Dirigée par Oscar Labra, professeur titulaire à l’École de travail social, et codirigée par Augustin Ependa, la chaire adopte une approche interdisciplinaire afin de mieux comprendre les facteurs qui influencent la santé et de contribuer au développement d’interventions adaptées aux réalités des différents milieux.
Si la mission initiale, axée sur les modes de vie et le développement des communautés autochtones, demeure au cœur des recherches, un nouvel axe s’ajoute. Les chercheurs s’intéresseront notamment à la santé durable, aux crises sanitaires et environnementales ainsi qu’à la santé sexuelle.

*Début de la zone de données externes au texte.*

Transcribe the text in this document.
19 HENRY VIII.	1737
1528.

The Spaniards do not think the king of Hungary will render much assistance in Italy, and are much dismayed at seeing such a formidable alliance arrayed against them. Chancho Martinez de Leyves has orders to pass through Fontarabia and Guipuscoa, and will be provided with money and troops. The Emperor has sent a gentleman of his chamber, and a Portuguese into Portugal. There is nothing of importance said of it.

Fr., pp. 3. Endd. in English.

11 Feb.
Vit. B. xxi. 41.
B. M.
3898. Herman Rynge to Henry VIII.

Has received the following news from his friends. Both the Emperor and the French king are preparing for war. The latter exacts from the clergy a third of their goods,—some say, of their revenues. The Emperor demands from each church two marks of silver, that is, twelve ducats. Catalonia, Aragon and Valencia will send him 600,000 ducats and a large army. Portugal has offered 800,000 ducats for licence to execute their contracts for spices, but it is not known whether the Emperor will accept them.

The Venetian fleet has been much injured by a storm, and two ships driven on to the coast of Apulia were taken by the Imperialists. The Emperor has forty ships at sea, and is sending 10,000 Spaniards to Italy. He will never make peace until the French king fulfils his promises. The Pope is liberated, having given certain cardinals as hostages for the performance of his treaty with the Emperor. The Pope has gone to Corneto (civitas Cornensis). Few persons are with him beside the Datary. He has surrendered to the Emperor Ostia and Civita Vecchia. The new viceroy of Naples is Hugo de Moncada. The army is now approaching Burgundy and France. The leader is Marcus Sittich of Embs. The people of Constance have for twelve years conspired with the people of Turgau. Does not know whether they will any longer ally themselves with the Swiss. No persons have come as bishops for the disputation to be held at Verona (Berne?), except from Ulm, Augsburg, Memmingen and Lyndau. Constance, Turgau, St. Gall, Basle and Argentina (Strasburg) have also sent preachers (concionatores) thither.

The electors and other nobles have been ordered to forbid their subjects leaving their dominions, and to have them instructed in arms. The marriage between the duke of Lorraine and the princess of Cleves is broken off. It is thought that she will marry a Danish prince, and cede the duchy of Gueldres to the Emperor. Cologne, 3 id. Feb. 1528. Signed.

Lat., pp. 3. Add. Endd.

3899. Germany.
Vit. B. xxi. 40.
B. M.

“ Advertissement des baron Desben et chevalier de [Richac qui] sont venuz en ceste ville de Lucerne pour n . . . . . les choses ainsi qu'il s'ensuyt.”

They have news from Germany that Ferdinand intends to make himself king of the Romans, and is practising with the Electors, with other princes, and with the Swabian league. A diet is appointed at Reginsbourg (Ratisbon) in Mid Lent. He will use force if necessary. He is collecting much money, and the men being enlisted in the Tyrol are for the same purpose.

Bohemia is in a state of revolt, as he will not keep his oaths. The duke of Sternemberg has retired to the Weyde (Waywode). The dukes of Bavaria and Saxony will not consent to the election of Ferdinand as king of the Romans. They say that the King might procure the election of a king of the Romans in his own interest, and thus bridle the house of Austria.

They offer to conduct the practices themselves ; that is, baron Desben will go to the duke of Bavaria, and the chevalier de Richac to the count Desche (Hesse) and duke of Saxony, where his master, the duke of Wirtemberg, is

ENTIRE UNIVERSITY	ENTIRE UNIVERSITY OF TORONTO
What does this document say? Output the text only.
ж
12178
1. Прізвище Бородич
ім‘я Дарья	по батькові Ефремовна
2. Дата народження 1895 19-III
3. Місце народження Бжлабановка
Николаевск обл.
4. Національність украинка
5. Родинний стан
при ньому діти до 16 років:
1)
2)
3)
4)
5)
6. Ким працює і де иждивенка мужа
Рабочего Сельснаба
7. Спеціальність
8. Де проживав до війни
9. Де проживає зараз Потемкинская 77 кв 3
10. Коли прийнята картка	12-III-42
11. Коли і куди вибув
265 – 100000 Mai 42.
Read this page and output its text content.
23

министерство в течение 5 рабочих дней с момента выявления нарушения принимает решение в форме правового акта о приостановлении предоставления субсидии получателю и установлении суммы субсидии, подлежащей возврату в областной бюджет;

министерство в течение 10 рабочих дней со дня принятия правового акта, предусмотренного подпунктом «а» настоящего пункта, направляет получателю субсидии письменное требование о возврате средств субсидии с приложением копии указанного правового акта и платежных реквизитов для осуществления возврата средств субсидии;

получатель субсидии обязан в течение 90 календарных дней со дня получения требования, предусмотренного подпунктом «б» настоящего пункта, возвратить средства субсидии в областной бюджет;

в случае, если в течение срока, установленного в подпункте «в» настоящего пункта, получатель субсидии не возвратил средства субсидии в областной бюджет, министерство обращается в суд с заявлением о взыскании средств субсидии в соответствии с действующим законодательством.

« Nous souhaitons mieux comprendre les répercussions de ces enjeux sur la santé globale, déterminer les facteurs qui favorisent le bien-être et documenter les préoccupations des populations exposées à des risques environnementaux, notamment en contexte minier. Ces connaissances sont essentielles pour développer des interventions adaptées et contribuer à une santé durable pour tous », explique Oscar Labra.
Les travaux de la chaire continueront de s’appuyer sur la coconstruction des connaissances avec les communautés autochtones, le respect des savoirs traditionnels et l’adaptation culturelle des pratiques en santé publique. L’approche privilégie également les principes PCAP®, qui reconnaissent aux Premières Nations le contrôle sur la collecte, l’utilisation et la gestion de leurs données.
Au terme de son premier mandat, réalisé entre 2023 et 2026, la chaire a réuni plus d’une dizaine de chercheurs provenant de cinq universités québécoises et contribué à la formation d’une quarantaine d’étudiantes et d’étudiants aux cycles supérieurs. Elle a également développé un partenariat avec l’Université interculturelle indigène de Michoacán, au Mexique, et offert une vingtaine de webinaires afin de diffuser les connaissances acquises.
En élargissant son mandat, l’UQAT souhaite renforcer son rôle dans la recherche sur les enjeux de santé qui touchent les communautés autochtones et l’ensemble de la population, tout en poursuivant le développement de solutions adaptées aux réalités régionales.